It's curiosity that will lead me to hell. I'll have to go just to see if it's all that bad. God have mercy.
If only being able to watch 4 seconds of that means that I am a weak and a soft man, then I am happy to be so.
Of course, any man who isn't soft watching that, needs to be done away with.
Jeez, that was stupid. She doesn't even know it's supposed to be flour.
it ain't over until the fat lady pours on the Gold Bond.
I thought glitter was the "in" stuff for political/artistic (same thing nowadays) throwing purposes.
This is one of those times where forcing a woman to wear the burqa isn't such a bad idea.
Yeah, Moe Lane had it too. The word 'vapid' comes to mind. Also 'vacant', as in it demonstrates that vacancy that is at the center of the choreographer and the dancers. They fall back on this because they truly do not have the talent and skill to produce anything else, and it shows - oh, boy, how it shows.
God help me. I should rot in hell for watching all three videos. I guess that makes me a hard woman with balls to endure that pile of crap.
At least she smell better than she looks. That's often not the case with Europeans.
She's hot in the same way German standup comedy is funny...
I don't get it? But, I only teach art to little kids.
Well, if you teach the kind of art that Uglich is demonstrating, there be laws agin it, woman.
Somewhere, John McClane is laughing.
I have long since learned never to argue with an unclad woman, but geez, if I wanted to see talcum powder put to no good use, I'd go watch LeBron James.
Howcum they ended the cooking video before they threw her in the pan and fried her up?
I don't know which disturbs me more -- that Thompson knew where to find that vid, or that he knew it existed in the first place,,,
Nah, the most disturbing thing is the violation of Vivaldi. Must be five seasons, and she was demonstrating the silly season.

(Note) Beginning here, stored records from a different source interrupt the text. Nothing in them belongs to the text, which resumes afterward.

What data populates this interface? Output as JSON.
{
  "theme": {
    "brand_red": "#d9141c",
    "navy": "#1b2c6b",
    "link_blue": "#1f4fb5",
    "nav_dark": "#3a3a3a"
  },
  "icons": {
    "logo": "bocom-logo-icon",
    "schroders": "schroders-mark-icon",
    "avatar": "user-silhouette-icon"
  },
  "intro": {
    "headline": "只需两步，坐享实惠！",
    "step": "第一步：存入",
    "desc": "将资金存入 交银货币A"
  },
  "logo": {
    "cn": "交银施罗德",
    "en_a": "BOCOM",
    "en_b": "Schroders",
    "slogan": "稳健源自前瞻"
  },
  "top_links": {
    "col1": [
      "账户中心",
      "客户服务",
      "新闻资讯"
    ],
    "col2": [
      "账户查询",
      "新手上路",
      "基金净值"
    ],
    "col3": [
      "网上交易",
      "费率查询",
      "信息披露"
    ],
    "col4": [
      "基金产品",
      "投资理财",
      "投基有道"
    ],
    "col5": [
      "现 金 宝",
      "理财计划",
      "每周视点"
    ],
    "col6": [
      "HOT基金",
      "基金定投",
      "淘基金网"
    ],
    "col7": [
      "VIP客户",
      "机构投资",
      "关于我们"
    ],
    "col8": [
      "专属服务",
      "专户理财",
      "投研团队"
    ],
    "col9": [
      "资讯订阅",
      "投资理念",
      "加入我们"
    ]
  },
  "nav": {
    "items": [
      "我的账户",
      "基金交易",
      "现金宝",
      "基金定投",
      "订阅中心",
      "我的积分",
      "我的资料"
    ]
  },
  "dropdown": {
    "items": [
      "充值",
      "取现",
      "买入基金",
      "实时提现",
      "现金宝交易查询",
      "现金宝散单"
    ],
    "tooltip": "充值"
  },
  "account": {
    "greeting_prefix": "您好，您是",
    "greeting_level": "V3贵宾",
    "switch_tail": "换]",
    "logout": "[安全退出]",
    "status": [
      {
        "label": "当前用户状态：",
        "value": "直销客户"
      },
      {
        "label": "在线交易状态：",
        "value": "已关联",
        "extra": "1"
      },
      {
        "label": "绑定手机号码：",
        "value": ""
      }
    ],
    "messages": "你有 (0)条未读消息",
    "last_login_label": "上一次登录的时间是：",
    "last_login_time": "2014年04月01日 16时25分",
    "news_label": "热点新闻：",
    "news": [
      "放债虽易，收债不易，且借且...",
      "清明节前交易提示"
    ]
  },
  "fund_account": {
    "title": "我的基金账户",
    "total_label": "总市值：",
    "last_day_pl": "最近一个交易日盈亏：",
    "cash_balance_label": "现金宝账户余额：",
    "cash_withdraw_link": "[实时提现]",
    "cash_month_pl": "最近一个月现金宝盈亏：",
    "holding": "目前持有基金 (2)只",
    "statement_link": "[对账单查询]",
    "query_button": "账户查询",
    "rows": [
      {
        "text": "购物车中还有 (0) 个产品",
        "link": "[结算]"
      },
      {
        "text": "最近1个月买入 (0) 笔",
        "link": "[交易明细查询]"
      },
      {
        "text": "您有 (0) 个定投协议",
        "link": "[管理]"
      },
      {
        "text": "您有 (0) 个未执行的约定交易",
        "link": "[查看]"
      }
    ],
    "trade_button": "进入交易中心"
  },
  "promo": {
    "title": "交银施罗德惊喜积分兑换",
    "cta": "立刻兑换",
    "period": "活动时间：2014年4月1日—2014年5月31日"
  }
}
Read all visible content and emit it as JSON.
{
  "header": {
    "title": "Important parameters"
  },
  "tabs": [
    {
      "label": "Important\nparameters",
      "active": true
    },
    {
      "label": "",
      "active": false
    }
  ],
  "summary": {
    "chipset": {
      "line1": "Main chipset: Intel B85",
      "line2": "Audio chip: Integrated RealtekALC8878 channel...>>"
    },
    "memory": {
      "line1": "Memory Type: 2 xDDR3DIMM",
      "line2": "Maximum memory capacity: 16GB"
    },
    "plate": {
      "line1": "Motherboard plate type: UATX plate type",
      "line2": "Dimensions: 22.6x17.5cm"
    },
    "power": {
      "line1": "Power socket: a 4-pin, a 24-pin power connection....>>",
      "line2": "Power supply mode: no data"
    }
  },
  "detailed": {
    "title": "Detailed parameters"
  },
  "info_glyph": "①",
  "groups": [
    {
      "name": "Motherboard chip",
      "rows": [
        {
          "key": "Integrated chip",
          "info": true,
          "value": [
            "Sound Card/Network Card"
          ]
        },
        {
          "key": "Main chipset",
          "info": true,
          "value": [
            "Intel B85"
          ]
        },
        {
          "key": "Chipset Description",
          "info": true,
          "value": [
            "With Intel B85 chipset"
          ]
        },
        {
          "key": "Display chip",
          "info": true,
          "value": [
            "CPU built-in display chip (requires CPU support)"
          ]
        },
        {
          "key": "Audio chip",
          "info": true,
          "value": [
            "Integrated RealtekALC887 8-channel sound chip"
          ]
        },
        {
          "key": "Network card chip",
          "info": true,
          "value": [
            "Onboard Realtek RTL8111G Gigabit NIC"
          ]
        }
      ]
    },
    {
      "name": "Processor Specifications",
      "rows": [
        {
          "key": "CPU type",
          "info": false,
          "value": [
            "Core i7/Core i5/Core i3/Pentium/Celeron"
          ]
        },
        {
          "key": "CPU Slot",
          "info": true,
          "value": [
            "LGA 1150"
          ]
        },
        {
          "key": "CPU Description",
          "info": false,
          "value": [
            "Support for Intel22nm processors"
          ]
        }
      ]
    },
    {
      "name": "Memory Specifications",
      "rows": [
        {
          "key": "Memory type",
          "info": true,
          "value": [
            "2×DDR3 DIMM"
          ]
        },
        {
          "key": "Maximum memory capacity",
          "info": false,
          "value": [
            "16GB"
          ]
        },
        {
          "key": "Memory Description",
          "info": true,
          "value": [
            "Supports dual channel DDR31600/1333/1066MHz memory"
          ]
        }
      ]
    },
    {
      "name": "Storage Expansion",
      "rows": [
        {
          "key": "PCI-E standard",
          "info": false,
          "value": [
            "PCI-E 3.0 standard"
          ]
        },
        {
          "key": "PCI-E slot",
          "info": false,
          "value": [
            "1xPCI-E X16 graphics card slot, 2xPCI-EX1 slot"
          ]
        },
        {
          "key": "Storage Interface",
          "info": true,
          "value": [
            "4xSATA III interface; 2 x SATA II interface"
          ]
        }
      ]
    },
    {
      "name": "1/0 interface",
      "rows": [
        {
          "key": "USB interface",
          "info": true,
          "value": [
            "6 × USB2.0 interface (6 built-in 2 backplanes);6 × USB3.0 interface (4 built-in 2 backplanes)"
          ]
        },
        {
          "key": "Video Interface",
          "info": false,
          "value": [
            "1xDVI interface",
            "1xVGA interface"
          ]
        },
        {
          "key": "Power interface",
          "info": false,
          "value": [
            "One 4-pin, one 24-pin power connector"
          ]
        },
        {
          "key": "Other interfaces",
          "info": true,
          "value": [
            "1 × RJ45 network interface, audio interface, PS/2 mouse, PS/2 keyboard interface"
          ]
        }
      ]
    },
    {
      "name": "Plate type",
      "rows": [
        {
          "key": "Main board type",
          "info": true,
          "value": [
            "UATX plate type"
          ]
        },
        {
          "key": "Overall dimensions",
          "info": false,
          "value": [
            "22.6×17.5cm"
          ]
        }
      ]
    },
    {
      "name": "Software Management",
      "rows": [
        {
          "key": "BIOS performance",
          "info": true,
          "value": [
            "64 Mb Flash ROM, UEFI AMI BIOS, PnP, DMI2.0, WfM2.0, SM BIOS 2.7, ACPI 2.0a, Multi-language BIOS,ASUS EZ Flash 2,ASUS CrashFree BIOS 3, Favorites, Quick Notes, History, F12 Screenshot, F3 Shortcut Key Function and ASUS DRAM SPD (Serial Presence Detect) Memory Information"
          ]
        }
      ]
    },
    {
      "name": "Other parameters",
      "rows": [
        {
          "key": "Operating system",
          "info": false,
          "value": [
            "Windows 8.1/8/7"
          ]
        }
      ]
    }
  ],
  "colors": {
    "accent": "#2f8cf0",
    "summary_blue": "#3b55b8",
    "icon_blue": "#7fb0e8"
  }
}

Permit me to be a bit of a contrarian, but I would suggest the most effective response to this piece of "art" would be for us all to email Doris with congratulations for creating the most profound masturbatory fantasy video of all time. It would be the exact opposite of the truth, but I suspect the effect that would result would be similar to the end of all those scifi movies about supercomputers taking over the world, where the machine descends into a smoking ruin after being given a question that leads it into an endless paradoxical loop. I suspect the notion that her lovingly crafted statement of the evils of patriarchic oppression had become just another tool of that oppression might be enough to make her head explode. Now that would be a video worth watching.